My beloved Wallgate..you're very clever Keith..it's a brilliant shot
Nice work Keith.
So many people about - if only it was like that now! What would those people think of the Internet - they would be bewildered - in e way that some 'oldies' are now sad to say! You are obviously attuned to it all Keith!
If you get chance watch watch the film it's really good .
1902 wigan wallgate you tube
Thank you all for your very nice comments. The thing that I noticed, and others commented on, was the number of people around but also how well dressed everybody is. The steam train in the distance, as the film continued, came all the way down to the Clarence and if anything there were even more numbers of people around, including one gentleman who hopped on to it as it was moving.

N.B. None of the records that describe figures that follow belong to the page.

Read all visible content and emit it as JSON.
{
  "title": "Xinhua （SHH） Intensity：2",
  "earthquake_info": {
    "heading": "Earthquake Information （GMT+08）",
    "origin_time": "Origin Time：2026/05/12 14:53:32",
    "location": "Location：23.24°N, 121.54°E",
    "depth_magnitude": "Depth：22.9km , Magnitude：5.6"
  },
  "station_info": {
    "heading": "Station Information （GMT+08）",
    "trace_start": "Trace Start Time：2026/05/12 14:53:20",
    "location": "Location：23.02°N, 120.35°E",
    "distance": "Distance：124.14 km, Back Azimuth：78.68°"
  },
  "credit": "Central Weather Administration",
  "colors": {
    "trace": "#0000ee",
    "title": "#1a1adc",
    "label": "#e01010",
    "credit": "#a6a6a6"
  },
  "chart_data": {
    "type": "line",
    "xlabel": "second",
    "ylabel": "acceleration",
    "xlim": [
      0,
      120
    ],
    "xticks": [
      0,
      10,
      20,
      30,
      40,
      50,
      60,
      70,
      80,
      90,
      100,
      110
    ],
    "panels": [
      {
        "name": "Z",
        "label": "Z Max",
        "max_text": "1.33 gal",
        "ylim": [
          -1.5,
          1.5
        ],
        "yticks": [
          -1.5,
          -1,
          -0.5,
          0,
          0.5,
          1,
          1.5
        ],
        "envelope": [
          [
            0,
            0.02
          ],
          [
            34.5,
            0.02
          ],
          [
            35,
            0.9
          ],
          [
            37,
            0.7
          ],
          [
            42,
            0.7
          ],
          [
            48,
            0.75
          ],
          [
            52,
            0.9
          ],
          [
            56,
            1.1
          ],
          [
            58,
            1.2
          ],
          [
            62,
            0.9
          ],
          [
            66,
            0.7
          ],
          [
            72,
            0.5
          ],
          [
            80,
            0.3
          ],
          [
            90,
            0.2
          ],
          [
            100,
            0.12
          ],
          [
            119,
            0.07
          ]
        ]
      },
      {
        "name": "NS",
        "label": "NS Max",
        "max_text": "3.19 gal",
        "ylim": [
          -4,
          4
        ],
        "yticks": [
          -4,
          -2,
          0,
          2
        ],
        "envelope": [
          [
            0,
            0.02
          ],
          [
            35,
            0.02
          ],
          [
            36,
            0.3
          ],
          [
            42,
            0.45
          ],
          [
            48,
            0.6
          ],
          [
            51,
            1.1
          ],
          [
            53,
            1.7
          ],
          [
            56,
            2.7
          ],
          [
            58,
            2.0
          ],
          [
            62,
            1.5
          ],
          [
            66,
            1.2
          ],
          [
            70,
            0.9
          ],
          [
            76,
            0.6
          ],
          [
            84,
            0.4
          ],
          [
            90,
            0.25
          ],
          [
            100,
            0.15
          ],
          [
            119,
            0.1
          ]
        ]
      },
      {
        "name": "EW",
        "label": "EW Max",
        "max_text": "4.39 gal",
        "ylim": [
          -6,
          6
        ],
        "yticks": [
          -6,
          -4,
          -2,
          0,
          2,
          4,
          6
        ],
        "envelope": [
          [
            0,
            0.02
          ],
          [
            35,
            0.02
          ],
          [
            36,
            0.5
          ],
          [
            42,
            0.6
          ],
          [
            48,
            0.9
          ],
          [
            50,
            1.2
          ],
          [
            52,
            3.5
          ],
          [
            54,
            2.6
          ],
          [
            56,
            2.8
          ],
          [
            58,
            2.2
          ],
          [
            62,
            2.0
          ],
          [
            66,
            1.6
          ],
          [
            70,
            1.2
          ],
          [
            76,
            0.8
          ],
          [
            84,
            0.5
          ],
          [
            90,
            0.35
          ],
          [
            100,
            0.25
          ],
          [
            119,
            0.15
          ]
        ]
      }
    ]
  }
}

Ooops, I meant steam tram not train.
Keith.I've read that in those days there were a lot of big families living in small houses. Except for eating and sleeping, a lot of time was spent out of the house.
Thank you Jack, you raise an interesting point with regard to housing and although the report I quote from applied to the 19th century this photo was only a few years into the 20th. The full report is available online at https://www.hslc.org.uk/wp-content/uploads/2017/05/129-8-Jackson.pdf
The report about 19th century housing conditions in Wigan and St Helens was written by a certain John T Jackson BA,. Ph.D. who commented “At the end of the nineteenth century Wigan and St Helens had the highest rates of overcrowding of all the large Lancastrian town and, particularly in Wigan's case, some of the country's worst housing conditions.
By 1801 Wigan had emerged from a period of economic stagnation to become a bustling cotton and linen manufacturing town of 11,000 people. Approximately 60 per cent of all family heads were involved in textile manufacture, 40 per cent as hand- loom weavers. Only 7 per cent were now occupied in traditional metal-working trades with a further 7 per cent in coal mining, an industry soon to expand.This economic resurgence produced a house building boom
Jackson gives a few housing examples……
In Scholes there was Greenough's Row, 37 houses owned by Peter Greenough, a cotton and linen manufacturer of Standishgate; in Hallgate there was Birch's Croft, 20 houses belonging to Thomas Birch, a bleacher, of Gidlow House, and Johnson's Croft, another 20 houses owned by William Johnson, a cotton manu- facturer of Wigan Lane.
He provides a photo of Victoria Street, Wallgate, “Built in the cotton factory boom of the late 1830’s, these houses were soon occupied by Irish immigrants, two families per house being common” Your point exactly Jack
For anyone interested in the social conditions of the time in Wigan and St Helens, the report is an interesting read.
A piece of interesting local history. Thanks Keith.